Newer and more expensive AEDs are now being prescribed, and with an increase in treatment costs likely in coming years it is essential to ensure that AEDs with proven clinical and cost effectiveness are identified. The evidence used to develop The epilepsies (NICE clinical guideline 20), Newer drugs for epilepsy in adults (NICE technology appraisal guidance 76) and Newer drugs for epilepsy in children (NICE technology appraisal guidance 79) showed no difference in effectiveness between newer and older AEDs, or between the newer drugs (as monotherapy) for seizure control. However, a recent large multicentre trial (the SANAD trial) evaluating newer drugs in newly diagnosed epilepsy (accepting some limitations) suggested that sodium valproate should be the drug of choice in generalised and unclassifiable epilepsies, and lamotrigine in focal epilepsies. It was therefore considered necessary to review new evidence regarding AEDs within an update of NICE clinical guideline 20 (which was published in 2004).

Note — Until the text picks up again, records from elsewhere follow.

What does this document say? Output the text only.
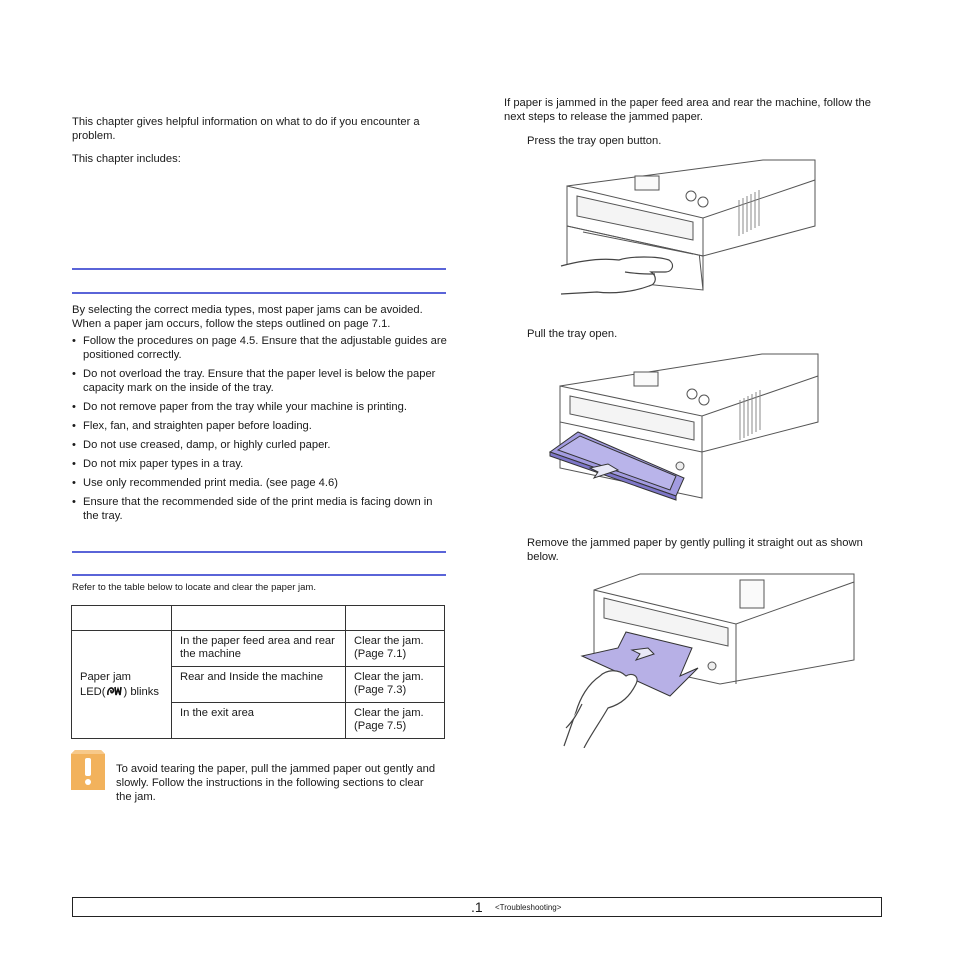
This chapter gives helpful information on what to do if you encounter a problem.

This chapter includes:

By selecting the correct media types, most paper jams can be avoided. When a paper jam occurs, follow the steps outlined on page 7.1.

• Follow the procedures on page 4.5. Ensure that the adjustable guides are positioned correctly.
• Do not overload the tray. Ensure that the paper level is below the paper capacity mark on the inside of the tray.
• Do not remove paper from the tray while your machine is printing.
• Flex, fan, and straighten paper before loading.
• Do not use creased, damp, or highly curled paper.
• Do not mix paper types in a tray.
• Use only recommended print media. (see page 4.6)
• Ensure that the recommended side of the print media is facing down in the tray.

Refer to the table below to locate and clear the paper jam.

Paper jam
LED( ) blinks	In the paper feed area and rear the machine	Clear the jam. (Page 7.1)
	Rear and Inside the machine	Clear the jam. (Page 7.3)
	In the exit area	Clear the jam. (Page 7.5)

To avoid tearing the paper, pull the jammed paper out gently and slowly. Follow the instructions in the following sections to clear the jam.

If paper is jammed in the paper feed area and rear the machine, follow the next steps to release the jammed paper.

Press the tray open button.

Pull the tray open.

Remove the jammed paper by gently pulling it straight out as shown below.

.1 <Troubleshooting>
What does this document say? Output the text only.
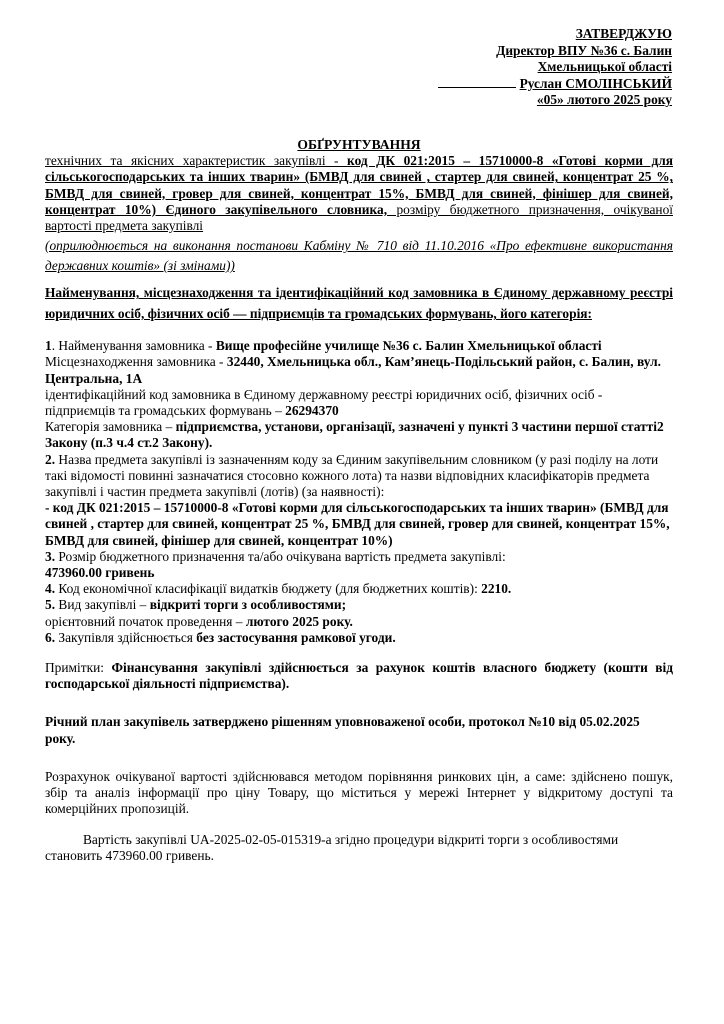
ЗАТВЕРДЖУЮ
Директор ВПУ №36 с. Балин
Хмельницької області
Руслан СМОЛІНСЬКИЙ
«05» лютого 2025 року

ОБҐРУНТУВАННЯ

технічних та якісних характеристик закупівлі - код ДК 021:2015 – 15710000-8 «Готові корми для сільськогосподарських та інших тварин» (БМВД для свиней , стартер для свиней, концентрат 25 %, БМВД для свиней, гровер для свиней, концентрат 15%, БМВД для свиней, фінішер для свиней, концентрат 10%) Єдиного закупівельного словника, розміру бюджетного призначення, очікуваної вартості предмета закупівлі

(оприлюднюється на виконання постанови Кабміну № 710 від 11.10.2016 «Про ефективне використання державних коштів» (зі змінами))

Найменування, місцезнаходження та ідентифікаційний код замовника в Єдиному державному реєстрі юридичних осіб, фізичних осіб — підприємців та громадських формувань, його категорія:

1. Найменування замовника - Вище професійне училище №36 с. Балин Хмельницької області

Місцезнаходження замовника - 32440, Хмельницька обл., Кам’янець-Подільський район, с. Балин, вул. Центральна, 1А

ідентифікаційний код замовника в Єдиному державному реєстрі юридичних осіб, фізичних осіб - підприємців та громадських формувань – 26294370

Категорія замовника – підприємства, установи, організації, зазначені у пункті 3 частини першої статті2 Закону (п.3 ч.4 ст.2 Закону).

2. Назва предмета закупівлі із зазначенням коду за Єдиним закупівельним словником (у разі поділу на лоти такі відомості повинні зазначатися стосовно кожного лота) та назви відповідних класифікаторів предмета закупівлі і частин предмета закупівлі (лотів) (за наявності):

- код ДК 021:2015 – 15710000-8 «Готові корми для сільськогосподарських та інших тварин» (БМВД для свиней , стартер для свиней, концентрат 25 %, БМВД для свиней, гровер для свиней, концентрат 15%, БМВД для свиней, фінішер для свиней, концентрат 10%)

3. Розмір бюджетного призначення та/або очікувана вартість предмета закупівлі:

473960.00 гривень

4. Код економічної класифікації видатків бюджету (для бюджетних коштів): 2210.

5. Вид закупівлі – відкриті торги з особливостями;

орієнтовний початок проведення – лютого 2025 року.

6. Закупівля здійснюється без застосування рамкової угоди.

Примітки: Фінансування закупівлі здійснюється за рахунок коштів власного бюджету (кошти від господарської діяльності підприємства).

Річний план закупівель затверджено рішенням уповноваженої особи, протокол №10 від 05.02.2025 року.

Розрахунок очікуваної вартості здійснювався методом порівняння ринкових цін, а саме: здійснено пошук, збір та аналіз інформації про ціну Товару, що міститься у мережі Інтернет у відкритому доступі та комерційних пропозицій.

Вартість закупівлі UA-2025-02-05-015319-а згідно процедури відкриті торги з особливостями становить 473960.00 гривень.
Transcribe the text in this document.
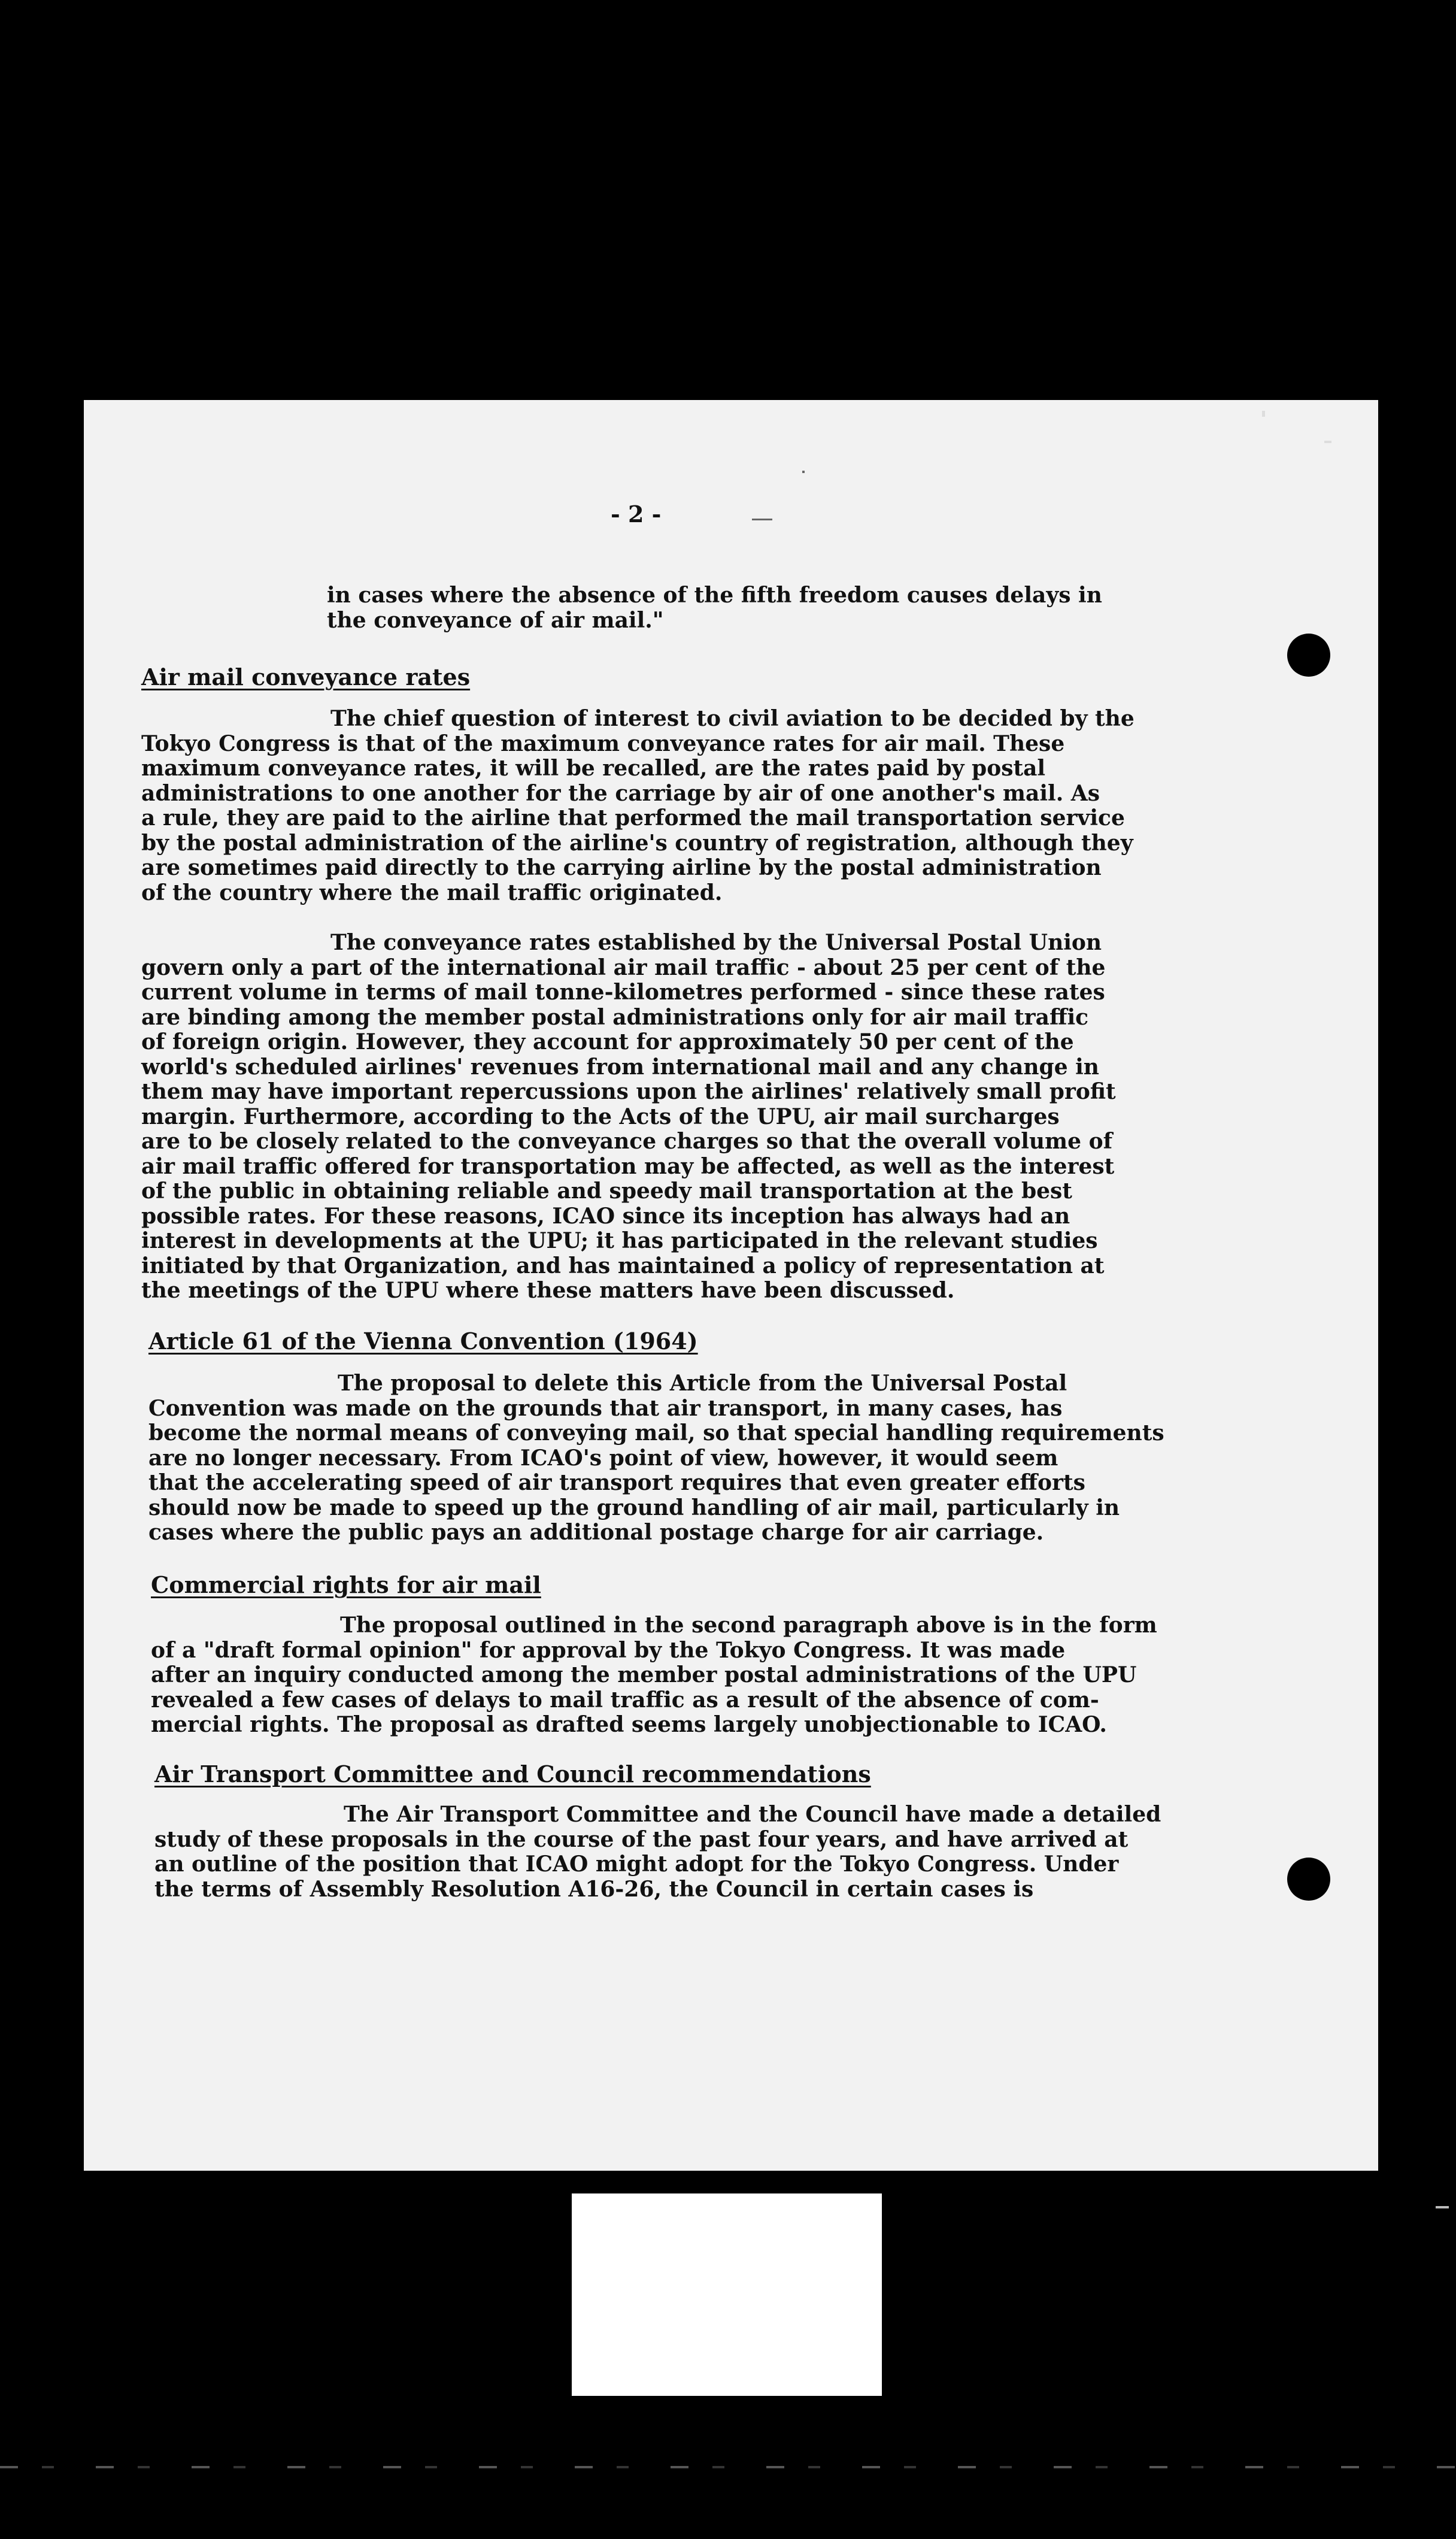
- 2 -
in cases where the absence of the fifth freedom causes delays in
the conveyance of air mail."
Air mail conveyance rates
The chief question of interest to civil aviation to be decided by the
Tokyo Congress is that of the maximum conveyance rates for air mail. These
maximum conveyance rates, it will be recalled, are the rates paid by postal
administrations to one another for the carriage by air of one another's mail. As
a rule, they are paid to the airline that performed the mail transportation service
by the postal administration of the airline's country of registration, although they
are sometimes paid directly to the carrying airline by the postal administration
of the country where the mail traffic originated.
The conveyance rates established by the Universal Postal Union
govern only a part of the international air mail traffic - about 25 per cent of the
current volume in terms of mail tonne-kilometres performed - since these rates
are binding among the member postal administrations only for air mail traffic
of foreign origin. However, they account for approximately 50 per cent of the
world's scheduled airlines' revenues from international mail and any change in
them may have important repercussions upon the airlines' relatively small profit
margin. Furthermore, according to the Acts of the UPU, air mail surcharges
are to be closely related to the conveyance charges so that the overall volume of
air mail traffic offered for transportation may be affected, as well as the interest
of the public in obtaining reliable and speedy mail transportation at the best
possible rates. For these reasons, ICAO since its inception has always had an
interest in developments at the UPU; it has participated in the relevant studies
initiated by that Organization, and has maintained a policy of representation at
the meetings of the UPU where these matters have been discussed.
Article 61 of the Vienna Convention (1964)
The proposal to delete this Article from the Universal Postal
Convention was made on the grounds that air transport, in many cases, has
become the normal means of conveying mail, so that special handling requirements
are no longer necessary. From ICAO's point of view, however, it would seem
that the accelerating speed of air transport requires that even greater efforts
should now be made to speed up the ground handling of air mail, particularly in
cases where the public pays an additional postage charge for air carriage.
Commercial rights for air mail
The proposal outlined in the second paragraph above is in the form
of a "draft formal opinion" for approval by the Tokyo Congress. It was made
after an inquiry conducted among the member postal administrations of the UPU
revealed a few cases of delays to mail traffic as a result of the absence of com-
mercial rights. The proposal as drafted seems largely unobjectionable to ICAO.
Air Transport Committee and Council recommendations
The Air Transport Committee and the Council have made a detailed
study of these proposals in the course of the past four years, and have arrived at
an outline of the position that ICAO might adopt for the Tokyo Congress. Under
the terms of Assembly Resolution A16-26, the Council in certain cases is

The guideline will assume that prescribers will use a drug's summary of product characteristics to inform decisions made with individual patients.
This guideline recommends some drugs for indications for which they do not have a UK marketing authorisation at the date of publication, if there is good evidence to support that use. Where recommendations have been made for the use of drugs outside their licensed indications ('off-label use'), these drugs are marked with a footnote in the recommendations.